Agência Estado
Do Rio
A pesquisa regional do Instituto Brasileiro de Geografia e Estatística (IBGE), divulgada ontem, apontou aquecimento, em outubro, no ritmo de atividade industrial na maioria das oito regiões brasileiras pesquisadas, incluindo o Paraná (com expansão de 6,5%). A Região Sul (+6,7%) também cresceu além da média brasileira, que ficou em 2,5%. A produção do Espírito Santo liderou o ranking em outubro, com expansão de 19,6% frente ao ano passado. No ano, o Estado acumulou um crescimento de 7,9%. ‘‘A região reúne muitas fábricas de minério de ferro e siderurgia, empresas tradicionalmente exportadoras’’, explica Reginaldo Bethencourt Carvalho, economista do Departamento de Indústria do IBGE.

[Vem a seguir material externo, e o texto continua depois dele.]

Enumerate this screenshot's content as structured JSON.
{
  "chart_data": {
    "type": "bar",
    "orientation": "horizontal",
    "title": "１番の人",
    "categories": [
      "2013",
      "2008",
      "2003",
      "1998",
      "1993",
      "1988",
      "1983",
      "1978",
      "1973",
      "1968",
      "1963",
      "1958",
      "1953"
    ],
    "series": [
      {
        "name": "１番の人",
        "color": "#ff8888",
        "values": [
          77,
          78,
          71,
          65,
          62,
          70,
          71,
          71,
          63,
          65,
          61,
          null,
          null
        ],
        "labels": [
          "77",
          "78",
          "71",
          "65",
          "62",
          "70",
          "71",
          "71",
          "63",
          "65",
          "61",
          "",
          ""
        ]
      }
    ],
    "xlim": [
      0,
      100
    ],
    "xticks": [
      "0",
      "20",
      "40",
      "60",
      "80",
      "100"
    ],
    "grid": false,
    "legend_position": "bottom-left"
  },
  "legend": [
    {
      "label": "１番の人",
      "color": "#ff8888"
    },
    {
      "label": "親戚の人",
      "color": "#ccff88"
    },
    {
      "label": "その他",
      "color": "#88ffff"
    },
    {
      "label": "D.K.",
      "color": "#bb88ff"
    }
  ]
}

Paraná é um dos oito Estados com média de expansão superior à brasileira em outubro: 6,5%. Região Sul cresceu 6,7%
As indústrias mineiras e do Rio também apresentaram bom desempenho em outubro. Em Minas, houve expansão de 7,9% na produção, enquanto a do Rio aumentou 4,1%. ‘‘As duas têm um peso grande na contabilidade total da indústria e ficaram acima da média geral’’, acrescenta Carvalho. No caso do parque fluminense, a expansão está concentrada na extrativa mineral, basicamente exploração de petróleo. Enquanto a extrativa cresceu 19,6% no período, a indústria de transformação ainda amarga uma retração de 4%.

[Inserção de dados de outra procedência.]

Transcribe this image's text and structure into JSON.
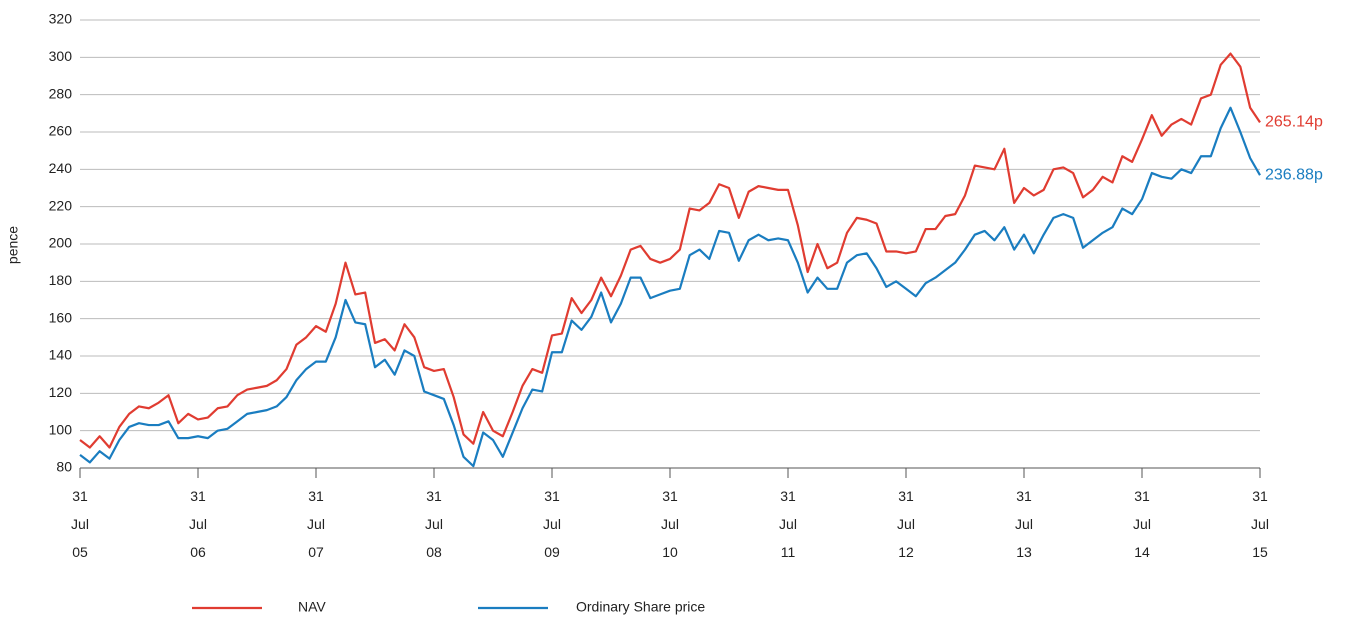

A indústria paulista voltou a crescer em outubro frente ao mesmo período do ano passado depois de 14 meses consecutivos de queda. A expansão de 1,1% na produção local ainda ficou abaixo dos 2,5% verificados pela média geral do setor no período, mas já indica uma recuperação do principal centro industrial do Brasil. ‘‘O Estado conseguiu interromper o movimento negativo e a tendência agora é que permaneça nessa trajetória’’, diz Carvalho. No ano, o setor ainda acumula uma queda de 6,4% ante o mesmo período de 1999.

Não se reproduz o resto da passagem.